Wendy thinks about Karen. Unsurprisingly she is front-page news the world over; a medical oddity, a feature-section story, tabloid grist. Yet the only photo the media have is Karen’s old graduation photo. The media have been unable to snap a new picture of Karen; such a photo has become the golden fleece of journalism. There have been attempts to bribe relatives—Wendy herself was approached by a French photographer, Linus by the Germans. Such cheek. And to think that Karen never wanted to be photographed even at the best of times—it would be too cruel to exhibit her in such a frail, emaciated state.

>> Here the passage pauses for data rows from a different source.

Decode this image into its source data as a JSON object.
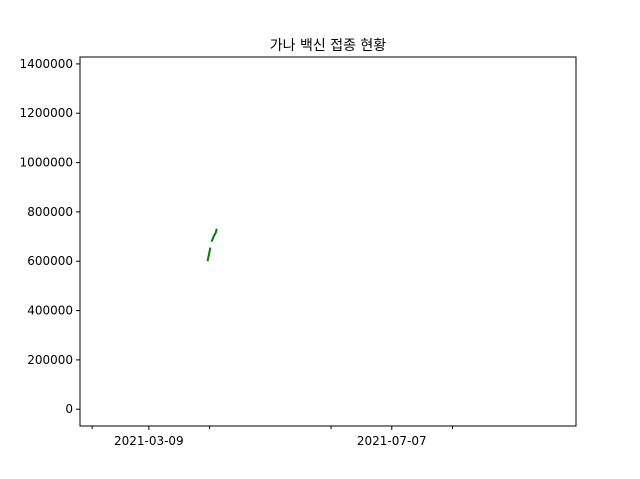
{
  "chart_data": {
    "type": "line",
    "title": "가나 백신 접종 현황",
    "xlabel": "",
    "ylabel": "",
    "x_ticks_labeled": [
      "2021-03-09",
      "2021-07-07"
    ],
    "x_ticks_minor": [
      "2021-02-09",
      "2021-04-08",
      "2021-06-07",
      "2021-08-06"
    ],
    "xlim": [
      "2021-02-03",
      "2021-10-06"
    ],
    "ylim": [
      -68000,
      1428000
    ],
    "y_ticks": [
      0,
      200000,
      400000,
      600000,
      800000,
      1000000,
      1200000,
      1400000
    ],
    "grid": false,
    "series": [
      {
        "name": "",
        "color": "#008000",
        "style": "dashed",
        "points": [
          {
            "x": "2021-04-07",
            "y": 600000
          },
          {
            "x": "2021-04-08",
            "y": 640000
          },
          {
            "x": "2021-04-09",
            "y": 680000
          },
          {
            "x": "2021-04-10",
            "y": 700000
          },
          {
            "x": "2021-04-11",
            "y": 715000
          },
          {
            "x": "2021-04-12",
            "y": 745000
          }
        ]
      }
    ]
  }
}
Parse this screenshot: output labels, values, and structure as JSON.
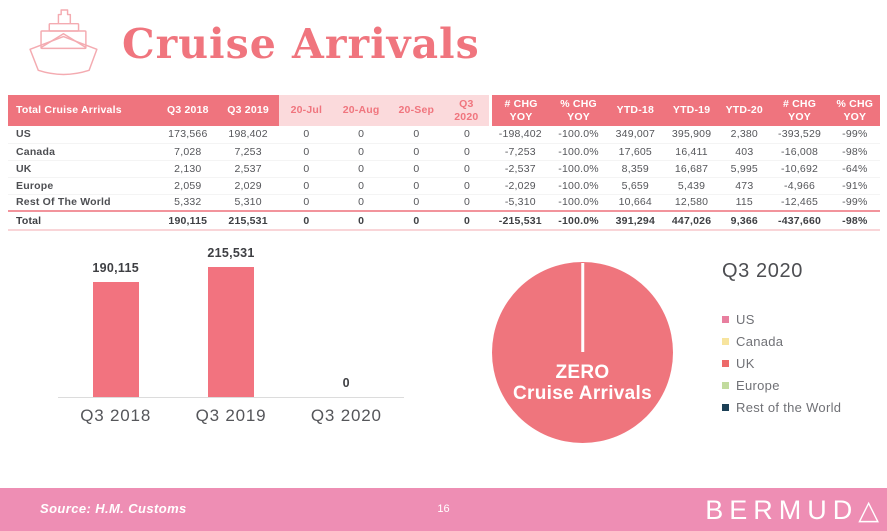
{
  "header": {
    "title": "Cruise Arrivals",
    "icon": "cruise-ship"
  },
  "table": {
    "columns": [
      "Total Cruise Arrivals",
      "Q3 2018",
      "Q3 2019",
      "20-Jul",
      "20-Aug",
      "20-Sep",
      "Q3 2020",
      "# CHG YOY",
      "% CHG YOY",
      "YTD-18",
      "YTD-19",
      "YTD-20",
      "# CHG YOY",
      "% CHG YOY"
    ],
    "rows": [
      [
        "US",
        "173,566",
        "198,402",
        "0",
        "0",
        "0",
        "0",
        "-198,402",
        "-100.0%",
        "349,007",
        "395,909",
        "2,380",
        "-393,529",
        "-99%"
      ],
      [
        "Canada",
        "7,028",
        "7,253",
        "0",
        "0",
        "0",
        "0",
        "-7,253",
        "-100.0%",
        "17,605",
        "16,411",
        "403",
        "-16,008",
        "-98%"
      ],
      [
        "UK",
        "2,130",
        "2,537",
        "0",
        "0",
        "0",
        "0",
        "-2,537",
        "-100.0%",
        "8,359",
        "16,687",
        "5,995",
        "-10,692",
        "-64%"
      ],
      [
        "Europe",
        "2,059",
        "2,029",
        "0",
        "0",
        "0",
        "0",
        "-2,029",
        "-100.0%",
        "5,659",
        "5,439",
        "473",
        "-4,966",
        "-91%"
      ],
      [
        "Rest Of The World",
        "5,332",
        "5,310",
        "0",
        "0",
        "0",
        "0",
        "-5,310",
        "-100.0%",
        "10,664",
        "12,580",
        "115",
        "-12,465",
        "-99%"
      ]
    ],
    "total_row": [
      "Total",
      "190,115",
      "215,531",
      "0",
      "0",
      "0",
      "0",
      "-215,531",
      "-100.0%",
      "391,294",
      "447,026",
      "9,366",
      "-437,660",
      "-98%"
    ]
  },
  "chart_data": [
    {
      "type": "bar",
      "title": "",
      "categories": [
        "Q3 2018",
        "Q3 2019",
        "Q3 2020"
      ],
      "values": [
        190115,
        215531,
        0
      ],
      "value_labels": [
        "190,115",
        "215,531",
        "0"
      ],
      "bar_color": "#F2737F",
      "ylim": [
        0,
        215531
      ],
      "grid": false,
      "legend_position": "none"
    },
    {
      "type": "pie",
      "title": "Q3 2020",
      "categories": [
        "US",
        "Canada",
        "UK",
        "Europe",
        "Rest of the World"
      ],
      "values": [
        0,
        0,
        0,
        0,
        0
      ],
      "colors": [
        "#E87F9F",
        "#F7E49E",
        "#ED6A6A",
        "#C2DB9E",
        "#1C4056"
      ],
      "center_text": [
        "ZERO",
        "Cruise Arrivals"
      ],
      "pie_fill": "#EF757D",
      "legend_position": "right"
    }
  ],
  "pie": {
    "line1": "ZERO",
    "line2": "Cruise Arrivals"
  },
  "legend": {
    "title": "Q3 2020",
    "items": [
      {
        "label": "US",
        "color": "#E87F9F"
      },
      {
        "label": "Canada",
        "color": "#F7E49E"
      },
      {
        "label": "UK",
        "color": "#ED6A6A"
      },
      {
        "label": "Europe",
        "color": "#C2DB9E"
      },
      {
        "label": "Rest of the World",
        "color": "#1C4056"
      }
    ]
  },
  "footer": {
    "source": "Source: H.M. Customs",
    "page": "16",
    "brand_main": "BERMUD",
    "brand_mark": "△"
  },
  "colors": {
    "accent_coral": "#EF747E",
    "light_pink": "#FBDADC",
    "footer_pink": "#EE8EB4",
    "title_coral": "#F0757E"
  }
}
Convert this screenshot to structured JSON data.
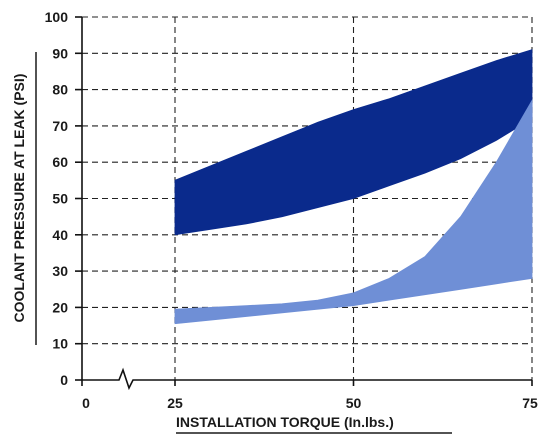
{
  "chart_data": {
    "type": "area",
    "title": "",
    "xlabel": "INSTALLATION TORQUE (In.lbs.)",
    "ylabel": "COOLANT PRESSURE AT LEAK (PSI)",
    "xlim": [
      0,
      75
    ],
    "ylim": [
      0,
      100
    ],
    "x_axis_break": true,
    "x_ticks": [
      0,
      25,
      50,
      75
    ],
    "y_ticks": [
      0,
      10,
      20,
      30,
      40,
      50,
      60,
      70,
      80,
      90,
      100
    ],
    "grid": "dashed",
    "series": [
      {
        "color": "#0a2a8c",
        "x": [
          25,
          30,
          35,
          40,
          45,
          50,
          55,
          60,
          65,
          70,
          75
        ],
        "upper": [
          55,
          59,
          63,
          67,
          71,
          74.5,
          77.5,
          81,
          84.5,
          88,
          91
        ],
        "lower": [
          40,
          41.5,
          43,
          45,
          47.5,
          50,
          53.5,
          57,
          61,
          66,
          72
        ]
      },
      {
        "color": "#6f8fd6",
        "x": [
          25,
          30,
          35,
          40,
          45,
          50,
          55,
          60,
          65,
          70,
          75
        ],
        "upper": [
          19.5,
          20,
          20.5,
          21,
          22,
          24,
          28,
          34,
          45,
          60,
          77
        ],
        "lower": [
          15.5,
          16.5,
          17.5,
          18.5,
          19.5,
          20.5,
          22,
          23.5,
          25,
          26.5,
          28
        ]
      }
    ]
  }
}
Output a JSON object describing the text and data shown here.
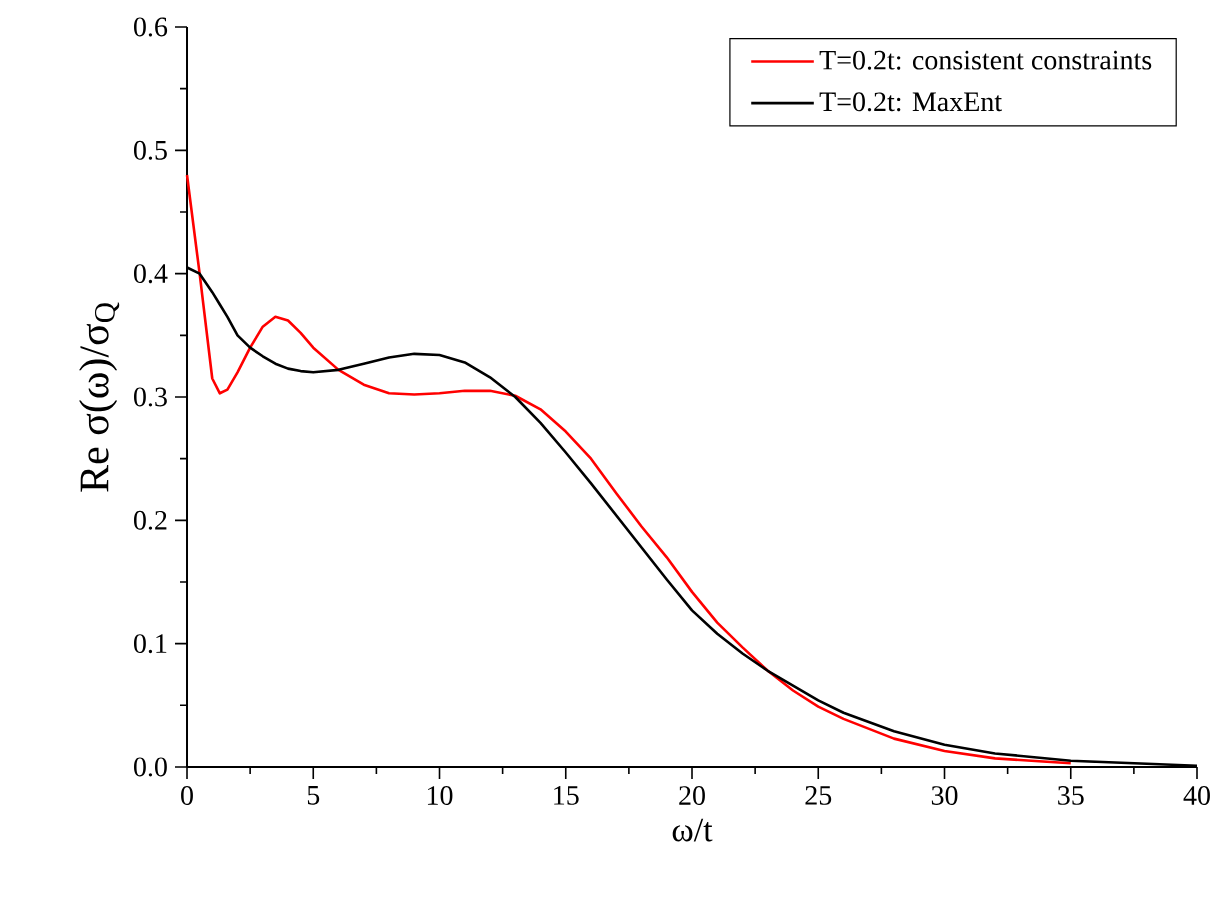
{
  "chart_data": {
    "type": "line",
    "xlabel": "ω/t",
    "ylabel": "Re σ(ω)/σ$_{Q}$",
    "xlim": [
      0,
      40
    ],
    "ylim": [
      0,
      0.6
    ],
    "xticks": [
      0,
      5,
      10,
      15,
      20,
      25,
      30,
      35,
      40
    ],
    "yticks": [
      {
        "value": 0,
        "label": "0.0"
      },
      {
        "value": 0.1,
        "label": "0.1"
      },
      {
        "value": 0.2,
        "label": "0.2"
      },
      {
        "value": 0.3,
        "label": "0.3"
      },
      {
        "value": 0.4,
        "label": "0.4"
      },
      {
        "value": 0.5,
        "label": "0.5"
      },
      {
        "value": 0.6,
        "label": "0.6"
      }
    ],
    "grid": false,
    "legend": "top right",
    "marker": "none",
    "line_style": "solid",
    "x": [
      0,
      0.5,
      1,
      1.3,
      1.6,
      2,
      2.5,
      3,
      3.5,
      4,
      4.5,
      5,
      6,
      7,
      8,
      9,
      10,
      11,
      12,
      13,
      14,
      15,
      16,
      17,
      18,
      19,
      20,
      21,
      22,
      23,
      24,
      25,
      26,
      28,
      30,
      32,
      35,
      40
    ],
    "series": [
      {
        "name": "T=0.2t: consistent constraints",
        "color": "#ff0000",
        "values": [
          0.48,
          0.4,
          0.315,
          0.303,
          0.306,
          0.32,
          0.34,
          0.357,
          0.365,
          0.362,
          0.352,
          0.34,
          0.322,
          0.31,
          0.303,
          0.302,
          0.303,
          0.305,
          0.305,
          0.301,
          0.29,
          0.272,
          0.25,
          0.222,
          0.195,
          0.17,
          0.142,
          0.117,
          0.097,
          0.078,
          0.062,
          0.049,
          0.039,
          0.023,
          0.013,
          0.007,
          0.003,
          null
        ]
      },
      {
        "name": "T=0.2t: MaxEnt",
        "color": "#000000",
        "values": [
          0.405,
          0.4,
          0.385,
          0.375,
          0.365,
          0.35,
          0.34,
          0.333,
          0.327,
          0.323,
          0.321,
          0.32,
          0.322,
          0.327,
          0.332,
          0.335,
          0.334,
          0.328,
          0.316,
          0.3,
          0.279,
          0.255,
          0.23,
          0.204,
          0.178,
          0.152,
          0.127,
          0.108,
          0.092,
          0.078,
          0.066,
          0.054,
          0.044,
          0.029,
          0.018,
          0.011,
          0.005,
          0.001
        ]
      }
    ]
  }
}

Friends and family want to protect Karen and her innocence from the modern world, the changes that have occurred since her sleep began. Her innocence is the benchmark of their jadedness and corruption. The world is hard now. The world doesn’t like simplicity or relaxation.
The world also wants photos of Megan—the girl who met her dead mother. Dozens of photos of Megan abound, courtesy of her schoolmates. She is the “Lost Child,” the “Child of Corpse Born.”
In particular, the U.S. news networks have been fearsome in demanding interviews at top dollar and wide exposure. “Maybe in the future, Richard, but not now.” What Karen doesn’t tell Richard is that she feels the onset of some previously withheld news on the brink of making itself clear. From where? What? A message from the other side—from the place she went to for all those years. She needs to wait for the right moment to use it correctly.
18
EXTREME BODY FAILURE
Less than two weeks after awakening, Karen is taken home to Rabbit Lane. She has gained two more pounds; Lois changes her diapers and inspects her waste as though Karen were a Chinese Empress, reading meaning into her waste’s patterns like tea leaves on a cup’s bottom. “Mom, do that somewhere else, pleeeze.”